Rescale is the function of each pixel values of the images are multiplied by the scale factor, the operation in all other transform performed before operation, and in some models, direct input pixel values of the original image may fall into the activation function of the “dead zone”, so set the zoom factor for 1/255, put the pixel values shrinkage between 0 and 1 is advantageous to the convergence of the model, Avoid neuronal “death”.

After the image is rescale, the image saved locally looks no different to the naked eye. If we print the image value directly in memory, we can see the following results:

Figure 16

As you can see from Figure 16, the pixel values of the images are reduced to between 0 and 1, but if you open a locally saved image, the values remain the same, as shown in Figure 17.

Figure 17

Keras restores the pixel value to its original size when it is saved locally, but not when it is viewed in memory.

11. fill_mode

datagen = image.ImageDataGenerator(fill_mode='wrap', zoom_range=[4, 4])Copy the code

Fill_mode refers to the filling mode. As mentioned above, when the image is translated, scaled, or miscut, some missing places will appear in the image. What method should be used to fill these missing places? It is determined by parameters in fill_mode, including: “constant”, “nearest” (default), “reflect” and “wrap”. The effect comparison of these four filling methods is shown in FIG. 18. From left to right and from top to bottom, they are “Reflect”, “wrap”, “nearest” and “Constant” respectively.

Figure 18

When set to “constant”, there is an optional parameter, cval, which means to fill with a color of a fixed value. Figure 19 shows the effect with cval=100, which can be compared with the figure without cval in the lower right corner of Figure 18.

Figure 19

Do it yourself?

Here is a little code for debugging these parameters. You can also use Jupyter Notebook to experiment with these parameters and print the results to your web page.

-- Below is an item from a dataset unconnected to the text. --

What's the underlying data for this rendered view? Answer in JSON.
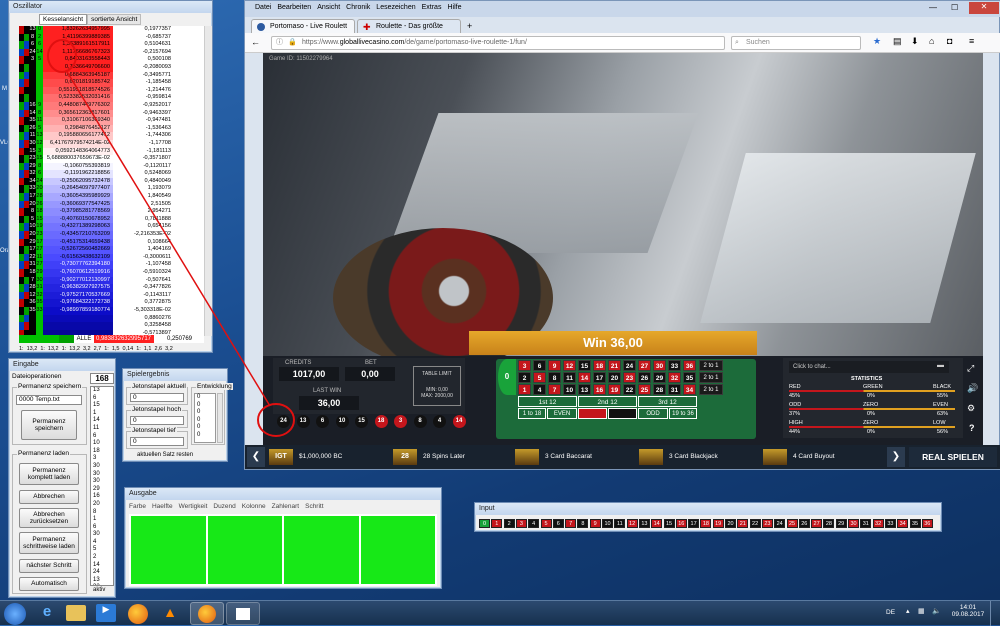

%matplotlib inline import matplotlib.pyplot as plt from PIL import Image from keras.preprocessing import image import Glob # set the generator parameter datagen = image.ImageDataGenerator(fill_mode='wrap', zoom_range=[4, 4]) gen_data = datagen.flow_from_directory(PATH, batch_size=1, shuffle=False, save_to_dir=SAVE_PATH, save_prefix='gen', Target_size =(224, 224)) # generate 9 images for I in range(9): Gen_data.next () # Name_list = glob.glob(gen_path+'16/*') FIG = plt.figure() for I in range(9): img = Image.open(name_list[i]) sub_img = fig.add_subplot(331 + i) sub_img.imshow(img) plt.show()Copy the code


conclusion

With small data sets, it is important to extend your data set with DataAugmentation, but before applying DataAugmentation, know whether your data set needs such images, such as those that do not require up-and-down mentation, and consider whether the degree of transformation is reasonable. For example, it is not reasonable to offset the target horizontally out of the image. Try it a few times before deciding which parameters to use. All the above contents have been published on my Github, and the jupyter Notebook file of the experiment is attached. You can have fun!


Note: reprint, translation please directly private chat myself, after my consent can be reprinted.